Step 1: Think Ahead While Planning Your Shoot
There are a lot of things to consider when you’re trying to set up a photoshoot, but there will always be some things that are out of your control. For example, you may need to be flexible with the weather if your photoshoot depends on being outside. In one of our shoots, we had a wet spell delay our shoot for five weeks. Because of this, you always need to give yourself extra time so you aren’t racing to meet a deadline. If a project is due Friday, it may be difficult to achieve a flawless photoshoot the day before. You need to give yourself extra room in the deadline for changes to schedules and the unexpected like technical difficulties. It’s also important to consider how your photo will be used, the dimensions your final photo will be, and what mediums it will be used for.
Step 2: Consider the Location
When you’re having a photoshoot at a new location, we always suggest visiting the site ahead of time to check out the layout and prepare anything that you may need in advance. In a recent overhead shot, we spent several weeks visiting potential locations, as the area and height were important factors in planning our shoot. Knowing the environment gives you the best information for decision making when it comes to various photos that you would like. If you’re planning to shoot at a place that is on private property, make sure you have expressed permission to take photos.
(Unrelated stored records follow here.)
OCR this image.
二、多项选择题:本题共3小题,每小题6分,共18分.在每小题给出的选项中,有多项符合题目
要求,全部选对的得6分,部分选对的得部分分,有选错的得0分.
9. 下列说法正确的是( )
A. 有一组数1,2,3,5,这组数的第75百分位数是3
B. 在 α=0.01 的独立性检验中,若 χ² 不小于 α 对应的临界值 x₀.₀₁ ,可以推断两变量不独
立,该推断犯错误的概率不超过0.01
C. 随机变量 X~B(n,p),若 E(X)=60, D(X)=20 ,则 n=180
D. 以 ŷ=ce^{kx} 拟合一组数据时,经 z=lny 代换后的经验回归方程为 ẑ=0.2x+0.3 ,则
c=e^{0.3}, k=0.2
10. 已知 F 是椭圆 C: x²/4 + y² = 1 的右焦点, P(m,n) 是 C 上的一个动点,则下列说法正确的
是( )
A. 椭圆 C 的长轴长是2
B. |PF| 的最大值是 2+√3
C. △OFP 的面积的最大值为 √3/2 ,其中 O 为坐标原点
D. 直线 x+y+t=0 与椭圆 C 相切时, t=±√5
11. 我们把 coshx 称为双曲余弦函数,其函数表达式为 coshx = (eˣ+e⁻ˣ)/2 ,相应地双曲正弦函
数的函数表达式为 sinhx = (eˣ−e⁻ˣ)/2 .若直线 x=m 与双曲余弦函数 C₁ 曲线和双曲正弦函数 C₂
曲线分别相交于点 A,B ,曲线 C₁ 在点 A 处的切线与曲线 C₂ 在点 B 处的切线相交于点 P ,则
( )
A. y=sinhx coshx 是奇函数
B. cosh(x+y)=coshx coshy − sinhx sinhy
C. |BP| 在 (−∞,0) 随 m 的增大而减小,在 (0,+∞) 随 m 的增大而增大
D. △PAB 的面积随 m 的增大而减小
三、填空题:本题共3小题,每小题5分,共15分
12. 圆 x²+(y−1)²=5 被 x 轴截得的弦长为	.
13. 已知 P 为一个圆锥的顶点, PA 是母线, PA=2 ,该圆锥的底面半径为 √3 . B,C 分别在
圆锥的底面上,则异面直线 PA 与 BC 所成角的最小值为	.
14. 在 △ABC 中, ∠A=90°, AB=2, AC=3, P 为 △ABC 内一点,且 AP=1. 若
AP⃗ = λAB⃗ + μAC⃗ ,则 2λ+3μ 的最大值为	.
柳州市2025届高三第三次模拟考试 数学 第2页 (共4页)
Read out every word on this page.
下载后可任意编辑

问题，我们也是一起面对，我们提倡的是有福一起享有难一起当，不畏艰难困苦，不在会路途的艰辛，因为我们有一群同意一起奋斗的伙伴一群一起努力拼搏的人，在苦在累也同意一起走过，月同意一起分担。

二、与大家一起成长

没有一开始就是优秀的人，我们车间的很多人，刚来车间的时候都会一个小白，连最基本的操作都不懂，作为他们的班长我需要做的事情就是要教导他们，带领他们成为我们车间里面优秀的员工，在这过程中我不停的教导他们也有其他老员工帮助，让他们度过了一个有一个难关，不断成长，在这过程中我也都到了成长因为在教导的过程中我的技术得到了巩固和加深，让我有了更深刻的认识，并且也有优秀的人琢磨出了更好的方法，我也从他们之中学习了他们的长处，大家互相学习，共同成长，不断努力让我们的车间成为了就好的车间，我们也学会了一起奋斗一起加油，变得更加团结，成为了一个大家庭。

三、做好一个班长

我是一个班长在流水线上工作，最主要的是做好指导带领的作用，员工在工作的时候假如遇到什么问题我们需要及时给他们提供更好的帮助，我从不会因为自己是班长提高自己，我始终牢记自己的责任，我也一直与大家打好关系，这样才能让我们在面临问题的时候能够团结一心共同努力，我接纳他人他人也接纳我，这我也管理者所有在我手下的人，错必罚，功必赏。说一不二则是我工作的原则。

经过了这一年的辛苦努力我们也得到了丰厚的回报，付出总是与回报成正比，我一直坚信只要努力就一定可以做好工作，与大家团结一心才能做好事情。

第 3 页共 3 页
Step 3: Create a Photography Brief
If you are hiring a photographer to take photos for you, creating a photography brief is the way to get what you want out of your shoot and set expectations for your photographer. We often recommend this to our clients as an important first step. Besides basic information like the time and date the photoshoot is taking place, the location, etc., your brief should explain what your overall message is in the photos. You want to let the photographer know what your message is so they can communicate and capture that essence in the photos. We even have drilled down as far as detailing the outfits and color scheme for the photoshoot as well as certain shots that are a must. It’s also recommended to create a wants vs. needs list to gather your thoughts on paper and convey this to your photographer.
Step 4: Consider Your Budget
While this isn’t the most fun part of a photoshoot, taking your budget into consideration is an important step. This will play a part with your wants vs needs list, and making sure you have enough budget to complete the necessary photos, and utilizing the remaining budget for any of the extra images. You also need to keep in mind the costs you’ll have for equipment, photographer costs, props, and any costs you may have for the mediums and usages of images. One thing that is often overlooked is usage rights. Even though a photographer may be paid for the time they spend during a photoshoot, the usage rights to the images they create are a necessary cost in budgeting. This usage right is essentially a way to lease the images that are taken for you for your commercial use and is an important agreement.
Step 5: Do Your Prep Work
The overall trend you may be seeing across this list is planning in advance is key, and that includes doing all of your prep work so you’re prepared. If you have people in the photos you’re shooting, make sure they are dressed appropriately for what you need, and that the shoot takes place on a day that the weather cooperates to convey the mood of the images you need. For example, you wouldn’t want to take pictures for a swimwear line on a gloomy, rainy day. You’ll need to make sure you have a conversation with everyone who is involved so the information is clear and everyone is on the same page. Also, make a list to ensure you have all of the necessary equipment to get the job done. On the creative side, you’ll want to know the dimensions of the final shots you need and to take some practice pictures. These steps all help refine your idea so the big day of the photoshoot goes smoothly.
If you take all of these things into consideration and plan ahead, your photoshoot should go smoothly, giving you the best final product possible. The extra effort put into creating wonderful images will help you in the long run, increasing the effectiveness of your messages to your target audience.